MUDs get around this problem by not splitting the game-playing experience between game file and 'terp, so the entire thing is a single unitary software system, written by one group of people who collaborate directly and can design the single unitary system in any way they want, including by providing precisely these hooks for whatever event types they want to provide macro support for. This is a very different thing from game-writers implementing one half of a standard (via their specific programming language) and 'terp writers implementing the other half when neither half of the standard defines facilities for macro-type scripting by the player.

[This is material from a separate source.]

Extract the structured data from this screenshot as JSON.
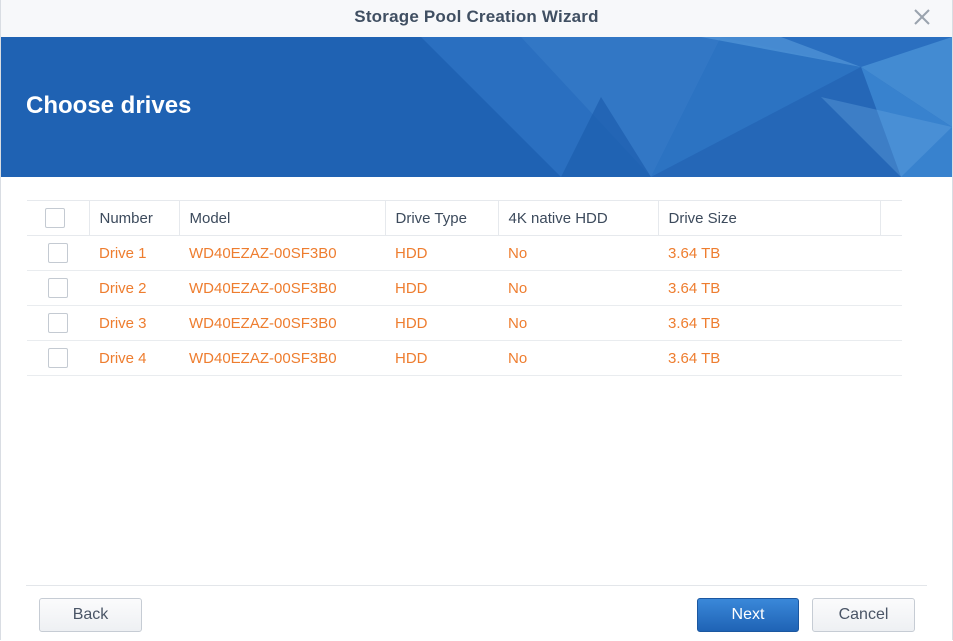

I think another big chunk of this problem is that people who want to define macros in MUDs are typically people who spend enough time in a MUD that the repetitive tasks become a severe annoyance; but these are people who are interacting with the exact same software stack for many many hours, perhaps even hundreds or thousands. It makes sense to automate repetitive tasks. But even if I’m playing a largish piece of parser IF, say Anchorhead, I’m usually still looking at just a few evenings for a playthrough; and the things I’d want to automate are specific to that particular game. Part of it, too, is that parser IF game design often de-emphasizes repetitive tasks: the dungeon crawl is not unknown, but neither is it all that common, and parser IF players, as a group, really hate having to trek back and forth to move objects around or perform boring repetitive tasks. There are of course exceptions, and entire games have been built purely to troll the user on exactly this issue, but repetitive long sequences of actions are decreasingly common in parser IF.
So it’s a combination of factors: technical difficulty of implementing, plus design that de-emphasizes situations where defining these macros is likely to pay off.
Sorry to write so much! I didn’t realize when I started how much I had to say.